Второй пункт: у нас опыт попыток авторитарной модернизации есть и достаточно богатый. Первый опыт – это программа Грефа. Второй опыт – это деятельность Института современного развития во времена Медведева. Третий опыт – это «Стратегия 2020». Все они носили в основном узко экономизированный характер, не касались институтов, общества, политики. Это трогать нельзя, это у нас табу - именно потому что у нас авторитаризм. Если мы не трогаем политику и не употребляем слово «свобода», то никакой модернизации не происходит вообще.
При Медведеве был такой технократический уклон «гаджетной» модернизации. Он сводился к тому, что, если у каждого появится какой-нибудь гаджет, человек немедленно модернизируется, демократизируется, и все будет хорошо. Это не сработало.
Сейчас предпринимается еще одна попытка сформулировать чуть более широкую, чем раньше, программу реформ – в том числе в сфере человеческого капитала, в сфере институтов и общества. В частности, эксперты Кудрина готовят очень серьезную тюремную реформу, крайне важную – у нас огромное «тюремное население» в стране.

ЮИ: Для нас это актуально, там 800 000 человек, по-моему, находятся в заключении…

АК: Мы на втором месте после США, но у нас все хуже…

ЮИ: Условия совсем другие, конечно же.

АК: Очень серьезная судебная реформа и так далее. Но опять, естественно, политику никто трогать не собирается, потому что у авторитарной модернизации есть субъект – этот субъект называется автократ. Автократ у нас носит фамилию «Путин» долгие годы, ему и проводить эти реформы. Что может заставить его провести эти реформы? Либо его личные либеральные взгляды. Но его взгляды не либеральные, поэтому такого мотива проводить реформы у него нет. Либо есть второй мотив – испуг. Если элиты и их начальство испугаются, что если они не начнут что-то менять, то им станет хуже – народ восстанет (вряд ли, но такой страх появится) или они что-то потеряют. Вот тогда точечно могут начаться какие-то попытки проведения реформ. На это, на мой взгляд и расчет – в каких-то точках напугать, огрубляя ситуацию, Путина, чтобы он дал отмашку на реформы и лично контролировал их имплиментацию.

ВГ: Я прошу прощения, но есть такое мнение, что все эти программы реформ пишутся каждый раз для того, чтобы просто писаться, чтобы гражданское общество просто обсуждало их…

ЮИ: Движуху создать…

ВГ: Да, чтобы люди надеялись: «Сейчас-сейчас, ну вот, ну наконец-то!», а потом опять все это будет отложено в долгий ящик. Мне кажется, что эти программы реформ – это просто имитация бурной деятельности, ширма, за которой продолжают делать всё, к чему привыкли. 
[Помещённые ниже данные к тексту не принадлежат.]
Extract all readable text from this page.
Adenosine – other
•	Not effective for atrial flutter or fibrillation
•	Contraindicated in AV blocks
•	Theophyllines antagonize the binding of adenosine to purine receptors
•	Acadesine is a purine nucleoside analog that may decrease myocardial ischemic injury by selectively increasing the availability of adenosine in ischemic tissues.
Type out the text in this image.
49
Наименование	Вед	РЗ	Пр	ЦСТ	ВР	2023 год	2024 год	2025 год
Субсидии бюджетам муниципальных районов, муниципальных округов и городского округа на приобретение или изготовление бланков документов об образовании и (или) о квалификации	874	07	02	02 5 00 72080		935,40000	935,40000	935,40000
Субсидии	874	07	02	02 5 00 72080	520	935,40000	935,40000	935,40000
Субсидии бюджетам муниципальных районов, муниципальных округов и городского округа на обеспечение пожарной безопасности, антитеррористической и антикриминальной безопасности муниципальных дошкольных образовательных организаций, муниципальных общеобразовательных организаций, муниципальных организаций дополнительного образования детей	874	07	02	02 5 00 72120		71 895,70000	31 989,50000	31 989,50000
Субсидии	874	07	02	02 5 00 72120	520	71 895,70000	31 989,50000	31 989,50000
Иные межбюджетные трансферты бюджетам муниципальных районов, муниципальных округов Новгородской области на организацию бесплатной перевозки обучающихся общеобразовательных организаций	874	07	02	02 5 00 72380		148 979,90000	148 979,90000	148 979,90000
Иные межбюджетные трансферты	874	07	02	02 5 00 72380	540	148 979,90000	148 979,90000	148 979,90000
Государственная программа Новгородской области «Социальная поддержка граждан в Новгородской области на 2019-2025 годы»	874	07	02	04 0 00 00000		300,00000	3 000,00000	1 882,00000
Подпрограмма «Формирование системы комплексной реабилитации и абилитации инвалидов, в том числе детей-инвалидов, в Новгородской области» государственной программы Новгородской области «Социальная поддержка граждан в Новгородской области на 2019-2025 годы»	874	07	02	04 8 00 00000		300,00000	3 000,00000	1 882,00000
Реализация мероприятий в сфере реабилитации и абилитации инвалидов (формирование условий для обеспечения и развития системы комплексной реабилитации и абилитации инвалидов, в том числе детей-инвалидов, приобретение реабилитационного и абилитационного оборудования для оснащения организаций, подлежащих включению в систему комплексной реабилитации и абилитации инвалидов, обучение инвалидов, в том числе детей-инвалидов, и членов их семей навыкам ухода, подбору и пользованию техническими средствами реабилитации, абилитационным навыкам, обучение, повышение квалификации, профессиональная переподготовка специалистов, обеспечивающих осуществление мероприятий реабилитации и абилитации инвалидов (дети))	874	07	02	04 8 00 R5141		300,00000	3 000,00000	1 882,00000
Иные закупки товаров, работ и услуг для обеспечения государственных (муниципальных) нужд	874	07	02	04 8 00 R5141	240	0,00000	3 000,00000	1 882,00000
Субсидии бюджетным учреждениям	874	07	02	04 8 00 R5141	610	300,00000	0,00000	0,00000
Реконструкция Тверской улицы. Москва 2016 год

ЮИ: Я перебью Варвару, я сравню это знаете с чем: есть КБ «Стрелка» или другие люди, разрабатывающие красивые проекты, а потом приходят дяденьки типа П.П.Бирюкова и его родственников и реализуют эти программы совсем по-другому. Но в федеральном масштабе.

АК: Да, вы знаете, это всё правда. Не могу сказать, что люди изображают из себя ширму, когда они находятся в серьезном творческом горении и пытаются что-то такое придумать. И да, они все время упираются в барьеры и рамки. Сюда нам нельзя ходить, здесь мы ограничены ФСБ, здесь у нас полиция. Но полицию мы еще можем реформировать, но политически поднять руку на ФСБ, ФСО и прочих нахлебников мы не можем.
Логика авторов реформ примерно выражается словами одного из ключевых теоретиков и практиков при подготовке еще «Стратегии 2020», он сказал: «Ну да, это всё понятно, но что теперь – вешаться что ли? Лучше делать, чем не делать». Но безусловно, все упирается в политическую волю, в понимание мировоззрения тех людей, которые находятся у власти.

ЮИ: Заказчики…

АК: Тот же пример с бюджетом и здравоохранением. Понятно, что при том, что идут огромные споры о том, как именно реформировать здравоохранение – есть даже проекты, где медицина становится одним из драйверов экономического роста, введем инновации, будем в будущем продавать медоборудование на запад, происходит улучшение качества жизни и долголетия, активного долголетия.
А потом ты смотришь сначала ленту новостей, потом ты попадаешь в больницу, потом ты попадаешь в нашу российскую поликлинику – и всё. 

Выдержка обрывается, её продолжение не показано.